PU.1 and p53 Double Mutant Mice Develop Aggressive AML with Dysplastic Features

Downregulation of tumour suppressor transcription factor PU.1 in haematopoietic stem and progenitor cells represents primary underlying mechanism for the development of acute myeloid leukaemia (AML) in mice with homozygous deletion of the upstream regulatory element (URE) of PU.1 gene. Human AML often display differences in aggressiveness that are associated with mutations of a well known tumour suppressor p53. We produced murine model carrying mutations of p53 and URE that develops highly aggressive AML and focused on molecular mechanisms that are responsible for AML aggressiveness.

PU.1^ure/ure (Rosenbauer F, et al. 2004) and p53^−/− (Jacks T, et al. 1994) mice were used. Conditional deletion of the URE leads to downregulation of PU.1 and is marked by clonal accumulation of myeloid c-Kit⁺Mac-1^low Gr-1^low blast cells within bone marrow, spleen, and peripheral blood mirrored by lower numbers of lymphoid and erythroid cells. AML development in PU.1^ure/ure mice involves a preleukaemic phase (at 2–3 months) marked by proliferation of myeloid c-Kit⁺Gr-1⁺ cells and splenomegaly. Interestingly, p53^−/−mice do not develop AML, instead loss of p53 predisposes mice to solid tumours, mostly lymphomas, by 6 months of age.
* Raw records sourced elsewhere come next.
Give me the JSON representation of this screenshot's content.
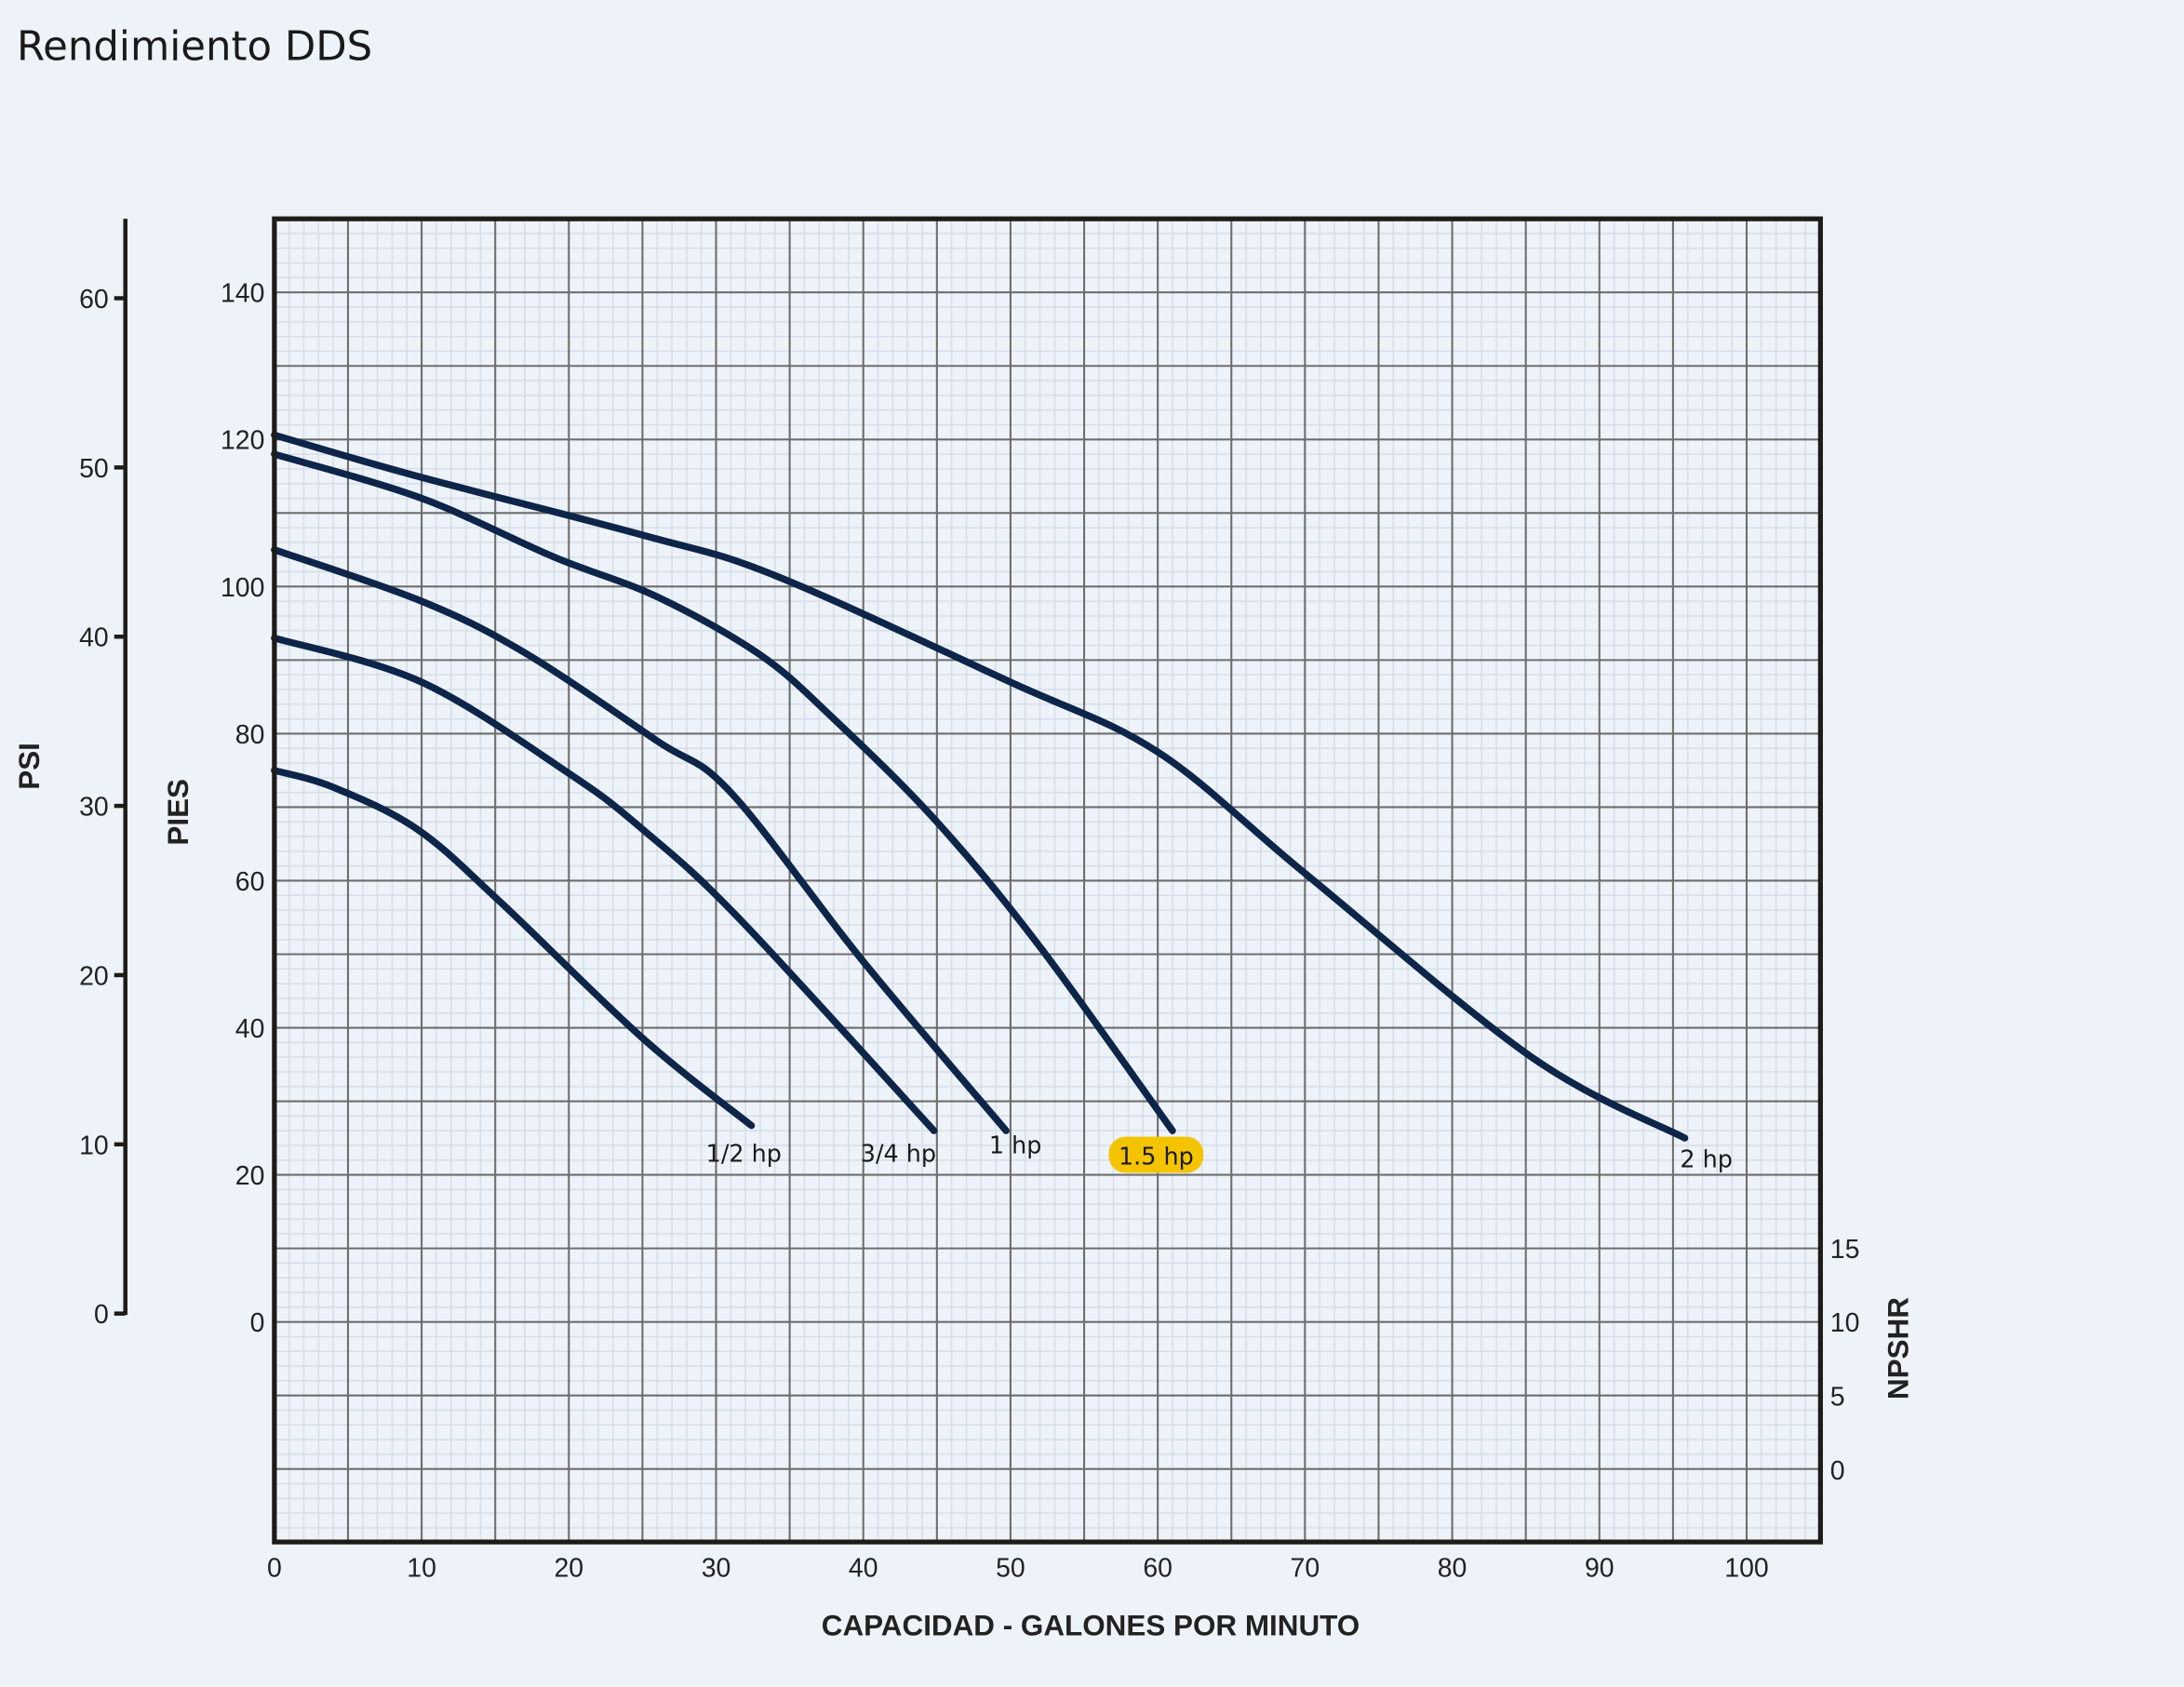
{
  "title": "Rendimiento DDS",
  "chart_data": {
    "type": "line",
    "title": "Rendimiento DDS",
    "xlabel": "CAPACIDAD - GALONES POR MINUTO",
    "ylabel": "PIES",
    "ylabel_left_outer": "PSI",
    "ylabel_right": "NPSHR",
    "xlim": [
      0,
      105
    ],
    "ylim": [
      -30,
      150
    ],
    "grid": true,
    "x_ticks": [
      "0",
      "10",
      "20",
      "30",
      "40",
      "50",
      "60",
      "70",
      "80",
      "90",
      "100"
    ],
    "y_ticks": [
      "0",
      "20",
      "40",
      "60",
      "80",
      "100",
      "120",
      "140"
    ],
    "psi_ticks": [
      "0",
      "10",
      "20",
      "30",
      "40",
      "50",
      "60"
    ],
    "npshr_ticks": [
      "0",
      "5",
      "10",
      "15"
    ],
    "highlight_color": "#f5c400",
    "line_color": "#0d2548",
    "series": [
      {
        "name": "1/2 hp",
        "x": [
          0,
          4,
          9.7,
          15.4,
          25,
          32.4
        ],
        "y": [
          75,
          72.7,
          67,
          57,
          38.6,
          26.7
        ],
        "highlight": false
      },
      {
        "name": "3/4 hp",
        "x": [
          0,
          10,
          20,
          25,
          31.5,
          44.8
        ],
        "y": [
          93,
          87,
          74.6,
          67,
          55,
          26
        ],
        "highlight": false
      },
      {
        "name": "1 hp",
        "x": [
          0,
          10,
          17,
          26,
          31,
          40,
          49.7
        ],
        "y": [
          105,
          98,
          91,
          79,
          72,
          49,
          26
        ],
        "highlight": false
      },
      {
        "name": "1.5 hp",
        "x": [
          0,
          10,
          19,
          26,
          33,
          38,
          45,
          52,
          61
        ],
        "y": [
          118,
          112,
          104,
          98.6,
          90.7,
          82,
          68,
          51,
          26
        ],
        "highlight": true
      },
      {
        "name": "2 hp",
        "x": [
          0,
          9.7,
          25,
          34,
          50,
          60,
          70,
          85.4,
          95.8
        ],
        "y": [
          120.6,
          115,
          107,
          101.5,
          87,
          77.5,
          61,
          36,
          25
        ],
        "highlight": false
      }
    ]
  }
}
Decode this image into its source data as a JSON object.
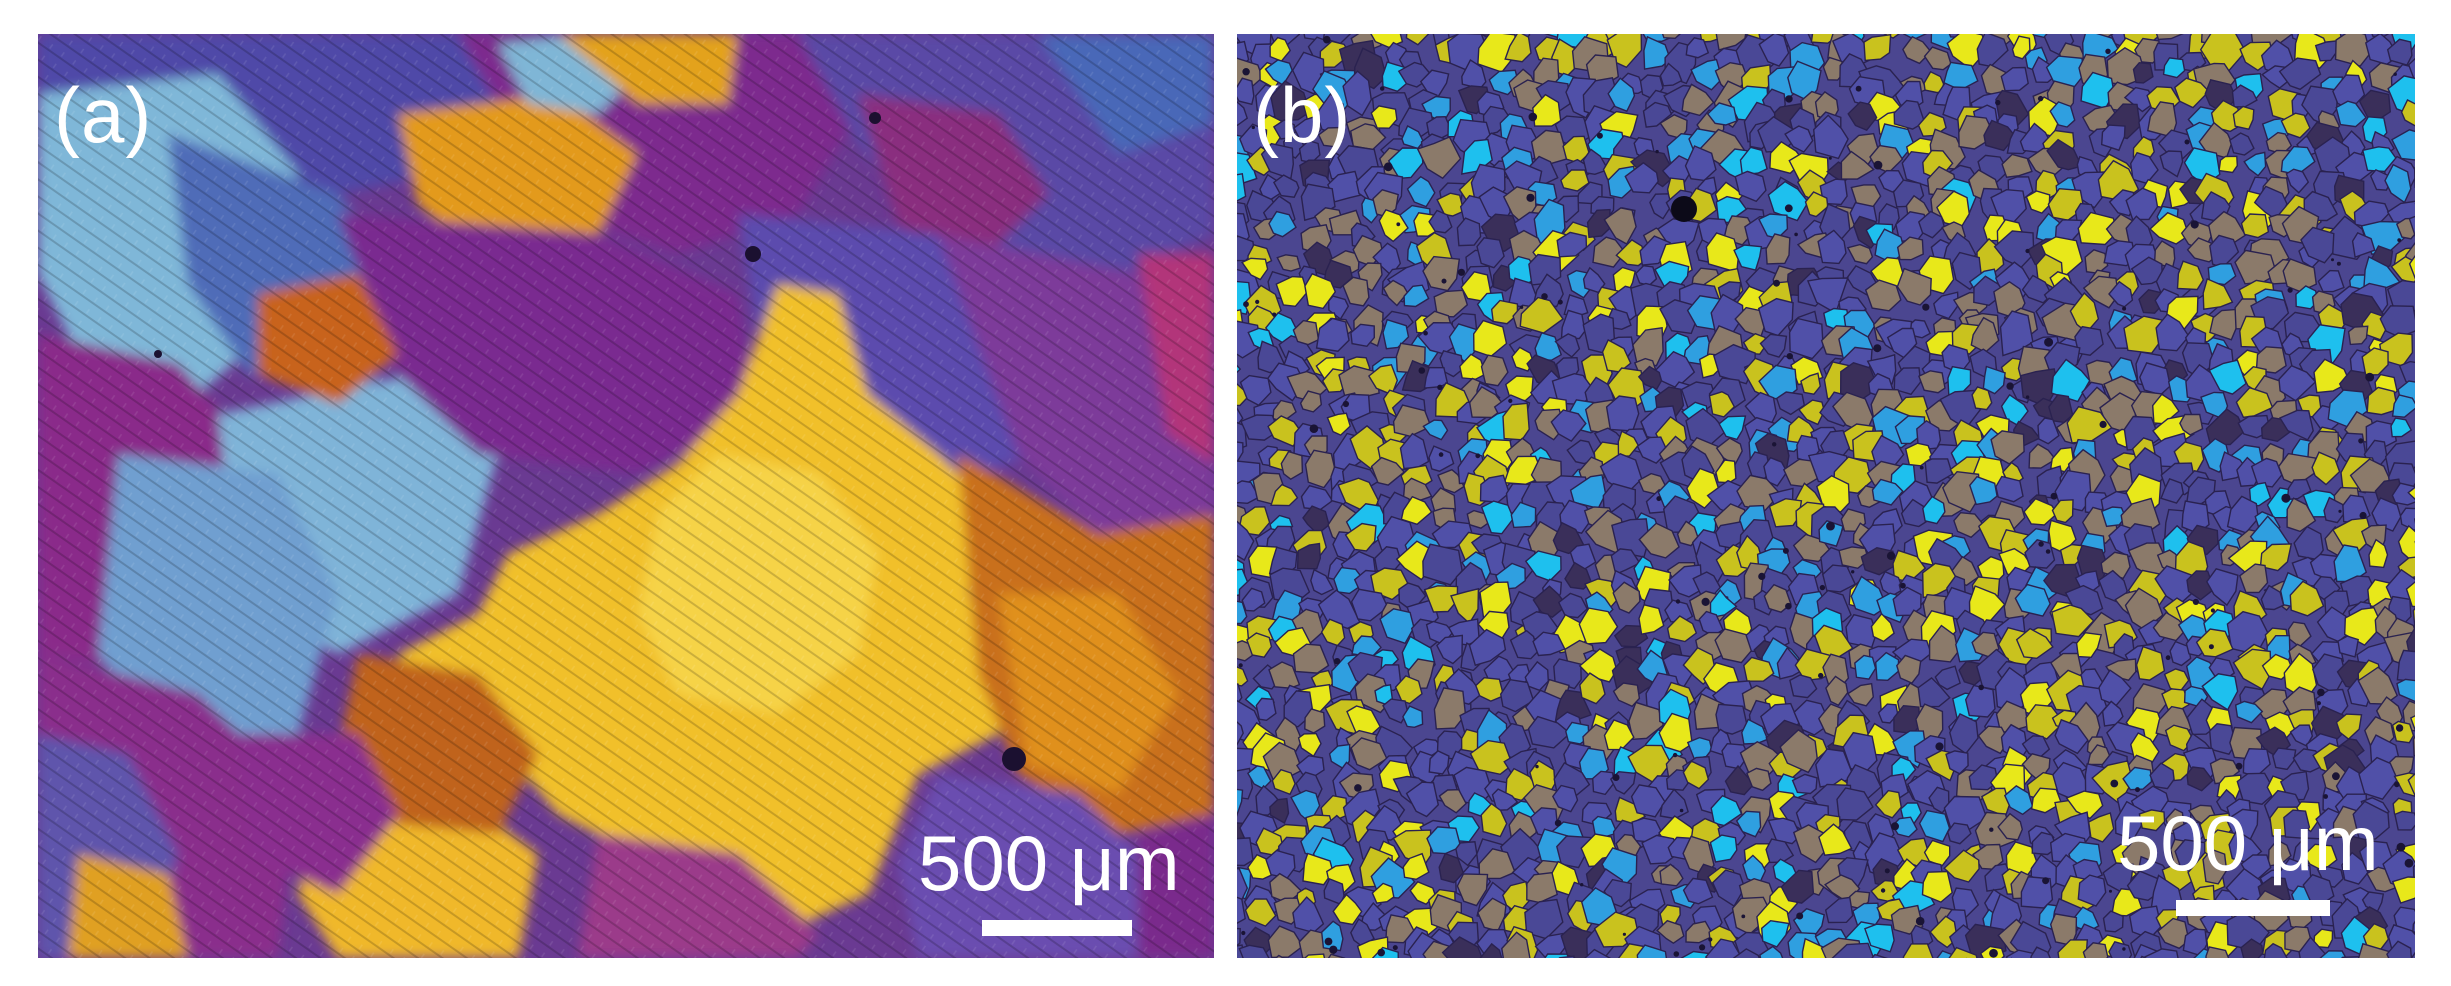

Deletion of TP53 in the PU.1^ure/ure mice (PU.1^ure/ure p53^−/−) results in more aggressive AML with significantly shortened overall survival, prominent hepatosplenomegaly and cachexia (wasting syndrome). Mild differences in cell surface phenotype of bone marrow derived cells were observed between PU.1^ure/ure and PU.1^ure/ure p53^−/− mice by flow cytometry (these included: blasts expansion and lymphopenia). Next, the PU.1 expression was determined in all genotypes at progenitor and stem cell levels. PU.1 mRNA level in more aggressive PU.1^ure/ure p53^−/− murine AML is decreased in the entire c-Kit⁺tumour cell population compared to AML in PU.1^ure/ure mice including haematopoietic stem and progenitor cells (HSPCs). Correspondingly to RNA level, in the PU.1^ure/ure progenitors the PU.1 protein was decreased compared to p53^−/− progenitors and is yet further reduced in the PU.1^ure/ure p53^−/− c-Kit⁺ Mac1⁺progenitors. p53^−/− progenitors express similar level of PU.1 as wild type progenitors indicating that despite p53 can bind DNA as a transcription factor, it does not regulate PU.1 level directly. In addition to URE deletion we searched for other mechanisms that control PU.1 levels and found that PU.1-inhibiting microRNA miR-155 gene display altered chromatin structure and expression of both pri-miR-155 as well as its spliced mature form in the AML of PU.1^ure/ure and (to higher extent in) PU.1^ure/ure p53^−/− murine progenitors. Upregulation of miR-155 coincides with upregulation of the Mir155hg activators: Myc and Myb. Finally, upon inhibition of either Myb or miR-155 in vitro the AML progenitors restore PU.1 levels and lose leukaemic cell growth.

In summary, PU.1 and p53 double mutant mice develop aggressive AML with dysplastic features. Defective control of PU.1 levels in PU.1^ure/ure and PU.1^ure/ure p53^−/−AML involves miR-155. Lastly, restored PU.1 level and cell differentiation capacity are achieved by inhibiting either Myb or miR-155 in the PU.1^ure/ure p53^−/− progenitors. (Grant support: P305/12/1033, UNCE 204021, PRVOUK-P24/LF1/3, SVV-2012-264507, P301/12/P380. MK was sponsored by GAUK 251070 45410, 251135 82210)

No relevant conflicts of interest to declare.